C’est la quille pour Red. Après avoir purgé deux ans de prison pour un cambriolage qui a mal tourné, il est libéré aujourd’hui. Il retrouve sa femme, sa fille, son meilleur ami – qui lui révèle qu’une partie du butin a été sauvée. Mais les bonnes nouvelles s’arrêtent là : Luc Chaltiel, un tueur psychopathe, est à ses trousses, qui lui reproche la mort de son frère dans le braquage. Et nul n’échappe à Luc Chaltiel.

Le Canadien Roger Avary a eu une étrange carrière . Ami de Quentin Tarantino, il co-signe les scénarios de Reservoir Dogs et de Pulp Fiction. Son premier film, Killing Zoe, avec July Delpy et Jean-Hugues Anglade, est une oeuvre purement tarantinesque, qui reçut en 1994 le prix très spécial à Cannes. Avec Les Lois de l’attraction, Roger Avary adapte l’inadaptable Bret Easton Ellis. Et c’est la chute. Avary sombre dans l’alcool et la drogue. Il passe par la case prison après un accident de voiture qui entraîne la mort de l’un de ses passagers. La rédemption est lente. Seize ans se seront écoulés depuis son dernier film.

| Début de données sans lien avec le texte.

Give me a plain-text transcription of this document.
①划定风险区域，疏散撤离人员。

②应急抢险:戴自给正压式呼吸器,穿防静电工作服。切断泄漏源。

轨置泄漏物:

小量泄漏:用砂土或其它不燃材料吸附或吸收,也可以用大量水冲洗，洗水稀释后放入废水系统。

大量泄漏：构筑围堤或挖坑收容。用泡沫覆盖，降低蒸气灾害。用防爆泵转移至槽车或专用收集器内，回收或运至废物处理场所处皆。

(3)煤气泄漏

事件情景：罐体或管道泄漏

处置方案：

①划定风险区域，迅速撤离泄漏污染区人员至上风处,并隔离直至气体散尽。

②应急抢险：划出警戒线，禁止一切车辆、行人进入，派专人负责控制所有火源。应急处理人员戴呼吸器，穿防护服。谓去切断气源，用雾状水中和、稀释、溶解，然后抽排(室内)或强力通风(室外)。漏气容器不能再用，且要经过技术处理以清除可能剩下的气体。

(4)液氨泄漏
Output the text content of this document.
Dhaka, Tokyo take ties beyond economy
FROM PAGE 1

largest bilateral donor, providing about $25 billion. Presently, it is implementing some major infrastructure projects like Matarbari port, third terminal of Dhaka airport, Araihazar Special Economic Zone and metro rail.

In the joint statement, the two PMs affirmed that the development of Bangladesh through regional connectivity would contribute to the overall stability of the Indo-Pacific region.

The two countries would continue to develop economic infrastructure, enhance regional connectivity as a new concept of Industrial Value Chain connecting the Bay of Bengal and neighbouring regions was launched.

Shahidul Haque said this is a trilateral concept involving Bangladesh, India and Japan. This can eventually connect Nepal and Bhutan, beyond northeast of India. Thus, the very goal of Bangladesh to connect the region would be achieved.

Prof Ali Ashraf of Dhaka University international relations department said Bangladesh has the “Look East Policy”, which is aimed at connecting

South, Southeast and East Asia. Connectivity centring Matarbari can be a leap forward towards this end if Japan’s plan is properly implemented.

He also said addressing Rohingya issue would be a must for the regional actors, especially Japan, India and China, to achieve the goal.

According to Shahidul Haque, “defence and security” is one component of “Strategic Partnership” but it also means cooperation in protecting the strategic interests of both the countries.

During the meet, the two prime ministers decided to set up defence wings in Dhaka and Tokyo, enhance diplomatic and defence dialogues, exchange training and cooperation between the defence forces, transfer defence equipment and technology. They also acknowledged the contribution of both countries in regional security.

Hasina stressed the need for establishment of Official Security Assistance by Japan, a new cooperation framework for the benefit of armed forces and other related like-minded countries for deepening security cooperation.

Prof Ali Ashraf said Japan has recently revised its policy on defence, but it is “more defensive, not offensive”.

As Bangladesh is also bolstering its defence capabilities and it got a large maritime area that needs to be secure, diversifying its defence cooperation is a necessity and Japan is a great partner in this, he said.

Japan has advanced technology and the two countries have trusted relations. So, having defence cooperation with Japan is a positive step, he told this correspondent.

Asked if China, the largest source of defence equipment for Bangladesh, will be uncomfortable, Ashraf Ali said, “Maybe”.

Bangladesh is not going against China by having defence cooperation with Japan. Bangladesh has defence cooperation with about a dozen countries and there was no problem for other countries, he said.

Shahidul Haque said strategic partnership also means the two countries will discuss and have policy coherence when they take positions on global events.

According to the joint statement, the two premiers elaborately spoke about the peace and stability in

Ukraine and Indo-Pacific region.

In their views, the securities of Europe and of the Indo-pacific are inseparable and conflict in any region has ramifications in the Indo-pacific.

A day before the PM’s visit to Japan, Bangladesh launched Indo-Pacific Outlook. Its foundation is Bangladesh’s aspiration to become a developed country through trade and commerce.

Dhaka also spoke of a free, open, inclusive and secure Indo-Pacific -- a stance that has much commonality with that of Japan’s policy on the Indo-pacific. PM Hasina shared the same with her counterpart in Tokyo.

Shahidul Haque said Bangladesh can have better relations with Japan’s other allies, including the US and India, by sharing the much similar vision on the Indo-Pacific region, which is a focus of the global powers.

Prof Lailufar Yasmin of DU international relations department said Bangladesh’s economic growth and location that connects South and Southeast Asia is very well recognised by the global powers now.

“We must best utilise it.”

Lucky Day n’est pas exactement la suite de Killing Zoe que Roger Avary et son producteur, le regretté Samuel Hadida, avaient en tête. Mais il n’en est pas éloigné. Zed est devenu Red, Zoe Chloe. Le perceur de coffres a épousé la jolie Française et a eu une fille prénommée Béatrice.

Lucky Day renoue avec l’esprit Tarantino, comme si le temps n’avait pas passé depuis Killing Zoe et Pulp Fiction. Il en reprend les codes et les tics : héros cartoonesques, érotisme pop, ultraviolence pulp…
Le scénario de cette série B sinon Z tient sur un timbre-poste. Il se déroule l’espace d’une journée, tient en trois ou quatre scènes déjantées. Le film n’a pas d’autre ambition que de divertir. Il y réussit.